We've had a bit of a challenge this year with mail order - well, internet ordering and mail delivery, to be precise. And it made me wonder why we still do it.

I started shopping from catalogs when I lived in rural Alaska and it was really the only choice (barring an expensive trip 'outside' to a suburban area with 'real' shopping) for getting almost anything besides groceries. And of course, once you've ordered from a catalog, your mailbox is forever stuffed with them. My son and I used to pour over the Penney's Christmas Toy Catalog for hours of entertainment - and marvelous things came from it! The back-to-school catalogs were well 'thumbed' and ordered from as well, and once we got on a roll it wasn't long before we were ordering everything - clothes, shoes, toys, coats, pots and pans, pillows, light fixtures, chairs, my Chevy Blazer... all from catalogs and 'phone shopping.' We had Vidalia onions coming in from Georgia, Lebanon Bologna coming from Pennsylvania, fresh oysters from Seattle, frozen mini-chimichangas coming from Tucson... Good grief.

I still order popcorn from South Dakota. And last year Mark got started on a Tastycake ordering binge from Pennsylvania (which I'm happy to say we finally got over, although we are still on their email address list for tempting ads... and a butterscotch krimpet ornament hangs somewhat more prominently on our Christmas tree than I'd like.)

So this year I got suckered in by Harry and David's - the place that is always trying to sell apples and pears for outrageous prices because their packaging is so beautiful. Who can resist their 'Tower of Treats?'

I can't, evidently.

So I ordered some for gifts back in November. They were having a sale, and the price made up for the shipping costs, and it just seemed like a good option, so I did it. And assumed that they were on their way. One more thing crossed off my 'to-do' list - I was happy.

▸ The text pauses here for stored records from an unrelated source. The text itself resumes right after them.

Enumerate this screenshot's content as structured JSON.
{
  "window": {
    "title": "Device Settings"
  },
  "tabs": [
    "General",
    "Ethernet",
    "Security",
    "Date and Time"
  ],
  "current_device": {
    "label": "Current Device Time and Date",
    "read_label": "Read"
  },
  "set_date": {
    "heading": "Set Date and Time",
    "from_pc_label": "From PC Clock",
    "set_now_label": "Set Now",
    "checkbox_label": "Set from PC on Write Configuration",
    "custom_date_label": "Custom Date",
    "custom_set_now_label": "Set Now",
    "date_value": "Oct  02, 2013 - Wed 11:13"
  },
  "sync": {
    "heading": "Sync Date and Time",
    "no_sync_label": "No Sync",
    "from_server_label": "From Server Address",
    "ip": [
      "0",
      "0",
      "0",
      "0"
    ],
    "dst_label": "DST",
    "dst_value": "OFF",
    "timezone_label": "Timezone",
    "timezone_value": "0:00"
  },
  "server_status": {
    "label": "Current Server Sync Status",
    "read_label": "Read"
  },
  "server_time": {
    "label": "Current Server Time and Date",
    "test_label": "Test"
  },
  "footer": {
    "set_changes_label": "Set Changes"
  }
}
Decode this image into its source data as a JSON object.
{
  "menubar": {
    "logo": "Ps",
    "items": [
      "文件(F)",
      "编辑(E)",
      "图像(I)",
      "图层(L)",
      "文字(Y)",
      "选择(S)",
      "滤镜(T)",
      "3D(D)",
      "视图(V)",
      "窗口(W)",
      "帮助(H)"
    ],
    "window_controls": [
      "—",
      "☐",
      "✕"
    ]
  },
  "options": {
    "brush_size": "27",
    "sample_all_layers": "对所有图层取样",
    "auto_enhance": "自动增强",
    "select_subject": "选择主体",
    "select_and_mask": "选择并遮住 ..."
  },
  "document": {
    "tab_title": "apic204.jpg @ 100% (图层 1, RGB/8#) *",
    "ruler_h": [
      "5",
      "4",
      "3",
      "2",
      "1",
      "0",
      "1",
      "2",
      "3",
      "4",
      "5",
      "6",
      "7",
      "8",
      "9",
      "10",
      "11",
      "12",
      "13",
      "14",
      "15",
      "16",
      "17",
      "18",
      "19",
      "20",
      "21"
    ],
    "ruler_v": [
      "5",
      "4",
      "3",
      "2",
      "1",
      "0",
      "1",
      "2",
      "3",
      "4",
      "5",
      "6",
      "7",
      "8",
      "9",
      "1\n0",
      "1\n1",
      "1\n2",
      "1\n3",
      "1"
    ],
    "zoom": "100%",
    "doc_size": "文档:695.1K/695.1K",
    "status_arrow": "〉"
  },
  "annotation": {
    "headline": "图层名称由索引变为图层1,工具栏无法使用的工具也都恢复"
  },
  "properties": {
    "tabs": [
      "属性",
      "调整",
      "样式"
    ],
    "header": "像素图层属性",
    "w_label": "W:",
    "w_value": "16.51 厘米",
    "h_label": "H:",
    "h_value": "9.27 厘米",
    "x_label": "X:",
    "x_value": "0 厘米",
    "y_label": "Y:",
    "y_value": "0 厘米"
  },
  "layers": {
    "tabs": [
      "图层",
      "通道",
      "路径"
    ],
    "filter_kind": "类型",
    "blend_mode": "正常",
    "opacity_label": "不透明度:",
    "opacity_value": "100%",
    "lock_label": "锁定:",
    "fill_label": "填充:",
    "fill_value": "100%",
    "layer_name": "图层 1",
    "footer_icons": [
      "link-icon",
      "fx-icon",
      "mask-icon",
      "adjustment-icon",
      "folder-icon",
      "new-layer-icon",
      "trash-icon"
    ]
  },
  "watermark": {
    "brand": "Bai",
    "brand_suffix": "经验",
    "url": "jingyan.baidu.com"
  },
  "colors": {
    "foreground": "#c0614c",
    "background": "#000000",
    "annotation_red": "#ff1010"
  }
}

But they didn't come. It seems that Harry and David decided that they'd get better shipping rates for themselves (savings not, evidently, passed on to the customer) if they held everything until the last minute and then shipped it all at once via Fed Ex. (It was a secret though - or at least I wasn't told.) Several weeks after I placed my order, Harry (or was it David?) informed me that it would be here 'by Christmas.' Fed Ex tracking finally declared that it had been shipped, but then it was stalled in Kent, WA... and there it stayed. Then it was supposed to be here on the 17th. But alas, it wasn't here on the 17th. Still isn't. (In fairness to H&D - they always 'make it right' and I'm sure they will, from an economic standpoint at least. Disappointing though.)

Mark had bad luck too. He ordered something - large, heavy - to be sent to his family and it seems to be 'lost.' And no one knows where or when it went astray. And no one even seems to know what to do about it now.

So. Quite honestly I live in a place where everything I need - from onions to toys to cars, and yes, even fairly reasonable substitutes for Tastycakes - are quite readily available.

One has to wonder why I can't adjust.